Bev-Welcome to BL! There was another 60 year-old guy that just joined too. Nice to see some older members checking out this great community. I'm positive you will find the answers you seek. Check out the "Other Drugs" forum and there are some very wise members there that will be happy to assist you. :)
 
Welcome to Bluelight, this site should be able to provide you with a lot of information, you might not feel it but there are many members of this forum in similar cases as you! Hopefully you can provide some advice to those who need it and receive some when you require it.
 
Thank you Special.. I'm still trying to learn to navigate this site. It is HUGE. My question is, after 45 years of straight opiate addiction - heroin to methadone to subutex - has my brain lost the ability to make the chemicals needed to live a happy life? I don't know what forum to go to with this question but I suspect I know the answer anyway. I'm 61 in July, first touched a needle at 16, so I suppose I'm fucked but hate sub so it's all bad. I'll try to figure out where to go with my question and do hope I can offer advice to youngsters (relatively) on what I know about drugs (have done 'em all, minus methamphetamine and Ecstacy and the newer designer drugs).
 
Thanks for sharing your story....you have come to the right place.
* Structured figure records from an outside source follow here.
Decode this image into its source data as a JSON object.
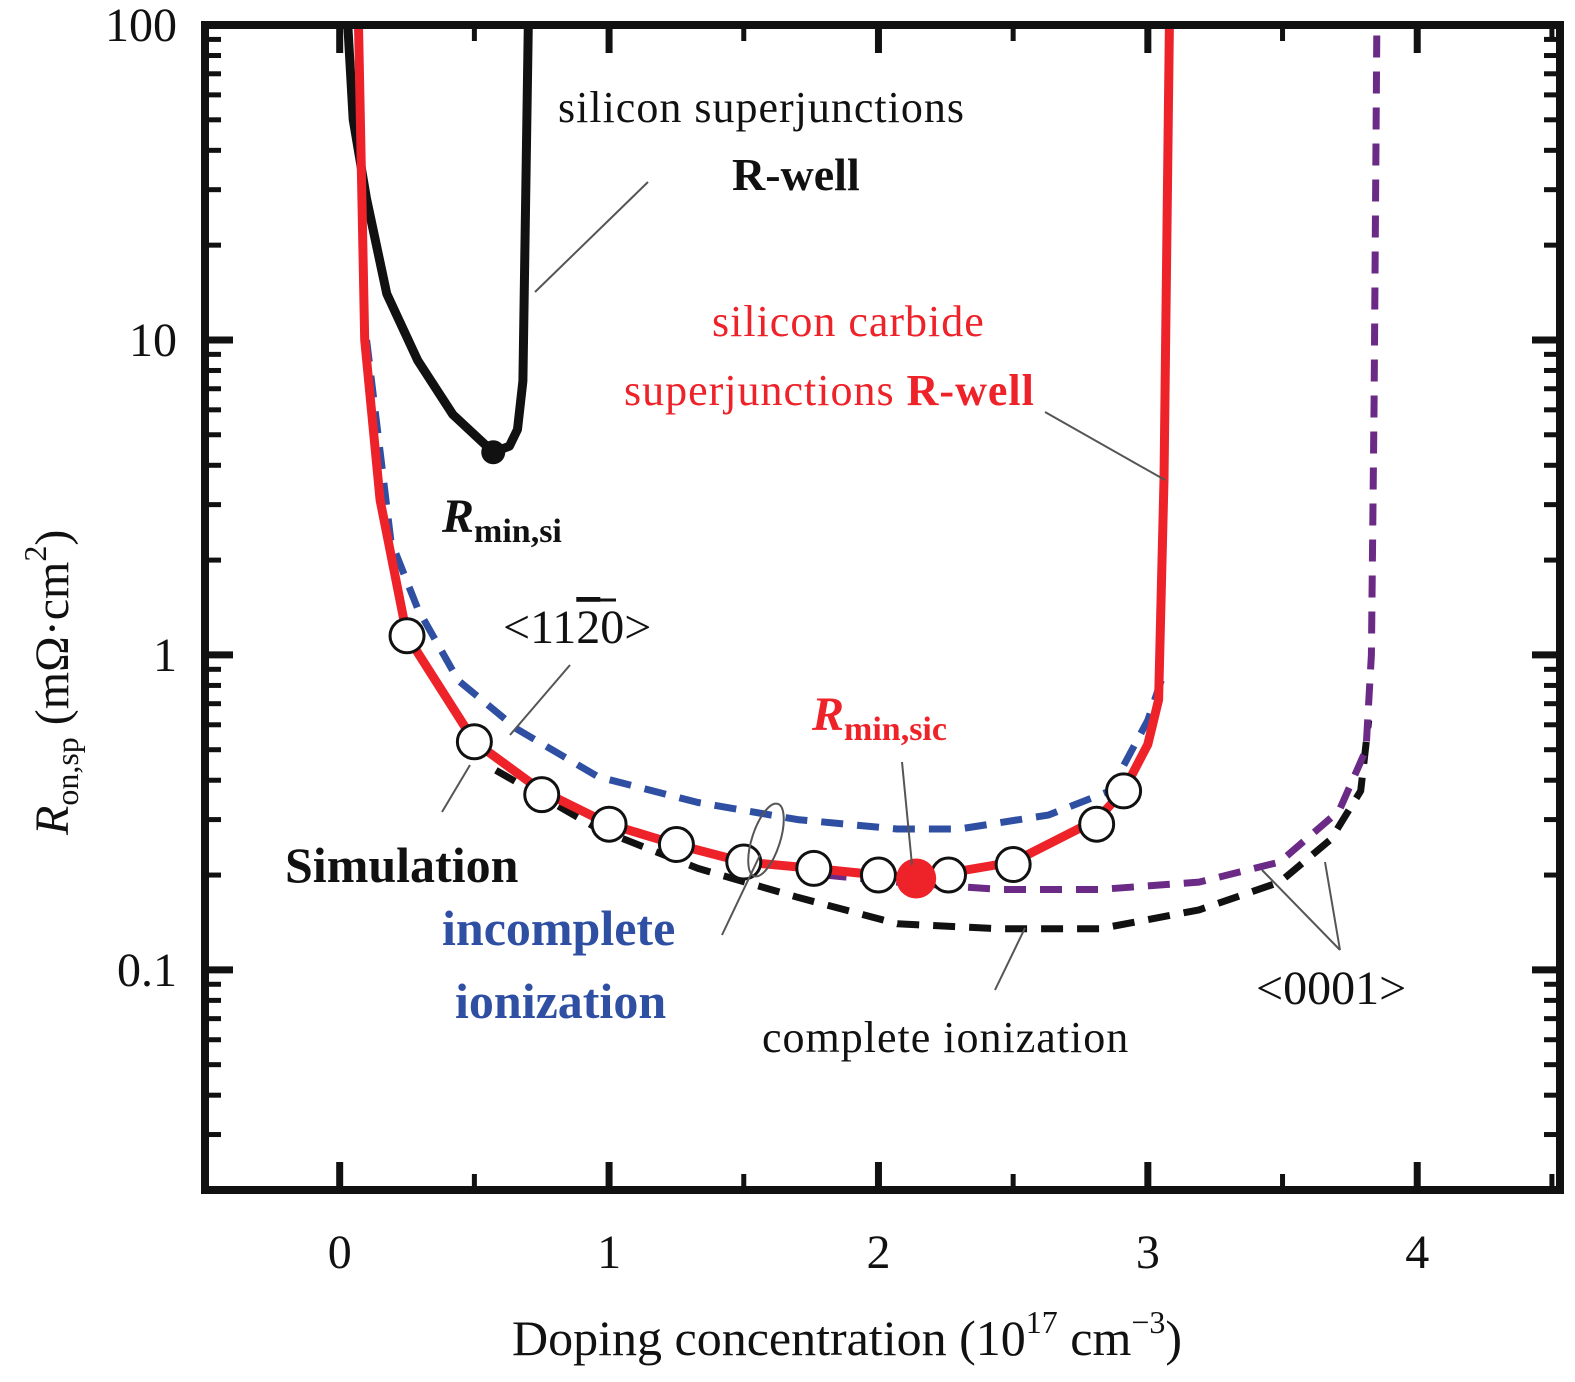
{
  "chart_data": {
    "type": "line",
    "xlabel": "Doping concentration (10",
    "xlabel_sup": "17",
    "xlabel_unit": " cm",
    "xlabel_unit_sup": "−3",
    "xlabel_close": ")",
    "ylabel_main": "R",
    "ylabel_sub": "on,sp",
    "ylabel_unit": " (mΩ·cm",
    "ylabel_unit_sup": "2",
    "ylabel_close": ")",
    "xlim": [
      -0.5,
      4.53
    ],
    "ylim": [
      0.02,
      100
    ],
    "yscale": "log",
    "grid": false,
    "x_ticks": [
      "0",
      "1",
      "2",
      "3",
      "4"
    ],
    "y_ticks": [
      "0.1",
      "1",
      "10",
      "100"
    ],
    "colors": {
      "si": "#111111",
      "sic": "#ee2229",
      "incomplete": "#2f4fa3",
      "complete": "#111111",
      "c_axis": "#6b2a86"
    },
    "series": [
      {
        "key": "si",
        "style": "solid",
        "color": "#111111",
        "x": [
          0.03,
          0.05,
          0.1,
          0.175,
          0.29,
          0.42,
          0.57,
          0.63,
          0.66,
          0.68,
          0.7
        ],
        "y": [
          100,
          50,
          28,
          14,
          8.6,
          5.8,
          4.4,
          4.6,
          5.2,
          7.4,
          100
        ]
      },
      {
        "key": "sic",
        "style": "solid",
        "color": "#ee2229",
        "x": [
          0.07,
          0.093,
          0.15,
          0.25,
          0.5,
          0.75,
          1.0,
          1.25,
          1.5,
          1.76,
          2.0,
          2.14,
          2.5,
          2.81,
          2.91,
          3.0,
          3.04,
          3.06,
          3.08
        ],
        "y": [
          100,
          10,
          3.1,
          1.15,
          0.53,
          0.37,
          0.29,
          0.25,
          0.22,
          0.21,
          0.2,
          0.195,
          0.22,
          0.3,
          0.37,
          0.52,
          0.72,
          3.6,
          100
        ]
      },
      {
        "key": "incomplete",
        "style": "dashed",
        "color": "#2f4fa3",
        "x": [
          0.1,
          0.19,
          0.29,
          0.44,
          0.66,
          0.96,
          1.33,
          1.7,
          2.07,
          2.3,
          2.63,
          2.86,
          3.0,
          3.05
        ],
        "y": [
          10,
          2.3,
          1.4,
          0.83,
          0.58,
          0.41,
          0.34,
          0.3,
          0.28,
          0.28,
          0.31,
          0.37,
          0.62,
          0.83
        ]
      },
      {
        "key": "complete",
        "style": "dashed",
        "color": "#111111",
        "x": [
          0.58,
          0.96,
          1.33,
          1.7,
          2.07,
          2.45,
          2.82,
          3.19,
          3.49,
          3.68,
          3.79,
          3.82
        ],
        "y": [
          0.43,
          0.28,
          0.21,
          0.17,
          0.14,
          0.135,
          0.135,
          0.155,
          0.19,
          0.26,
          0.37,
          0.62
        ]
      },
      {
        "key": "c_axis",
        "style": "dashed",
        "color": "#6b2a86",
        "x": [
          1.8,
          2.07,
          2.45,
          2.82,
          3.19,
          3.49,
          3.71,
          3.81,
          3.83,
          3.84,
          3.85
        ],
        "y": [
          0.2,
          0.19,
          0.18,
          0.18,
          0.19,
          0.22,
          0.32,
          0.5,
          1.0,
          6.4,
          95
        ]
      }
    ],
    "simulation_points": {
      "x": [
        0.25,
        0.5,
        0.75,
        1.0,
        1.25,
        1.5,
        1.76,
        2.0,
        2.26,
        2.5,
        2.81,
        2.91
      ],
      "y": [
        1.15,
        0.53,
        0.36,
        0.29,
        0.25,
        0.22,
        0.21,
        0.2,
        0.2,
        0.216,
        0.29,
        0.37
      ]
    },
    "minima": [
      {
        "key": "si",
        "x": 0.57,
        "y": 4.4,
        "color": "#111111"
      },
      {
        "key": "sic",
        "x": 2.14,
        "y": 0.195,
        "color": "#ee2229"
      }
    ],
    "annotations": {
      "si_title": "silicon superjunctions",
      "si_rwell": "R-well",
      "sic_title": "silicon carbide",
      "sic_sj": "superjunctions ",
      "sic_rwell": "R-well",
      "rmin_si_main": "R",
      "rmin_si_sub": "min,si",
      "rmin_sic_main": "R",
      "rmin_sic_sub": "min,sic",
      "orient_1120_a": "<11",
      "orient_1120_b": "2",
      "orient_1120_c": "0>",
      "simulation": "Simulation",
      "incomplete": "incomplete",
      "ionization": "ionization",
      "complete": "complete ionization",
      "orient_0001": "<0001>"
    }
  }
}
Bluelight can be like an online N.A. where you can meet others such as yourself and share information. I am an opioid addict myself, although I have never done methadone or H, I know about addiction.
Welcome to bluelight :)
 
Dear Moderator theotherside, Thank you for the warm welcome. I am glad to have found this site. I spent alot of time on another site which I won't name but found some of the people to be so smug and self righteous it was unbearable. Like, if you couldn't or didn't want to get off methadone or sub, you were somehow less worthy than those who tapered or detoxed or whatever. This place feels so much more accepting and I need that. I got beat up pretty badly on the other site by certain holier than thou assholes. I was actually told I had no right to offer opinions or advice because I was nothing but "an old junky"... LOL... It's nice to find a place where noone feels or acts better than anyone else, no matter where you're at on the drug pendulum. Old I am (60). A junky I might be after all these years but still, I have something to say. Thanks again.
 
What I love about this place is no matter what the situation, the majority of us are in this together, so at least for me, no matter what, I don't feel so alone. There's always somone on here that has been there.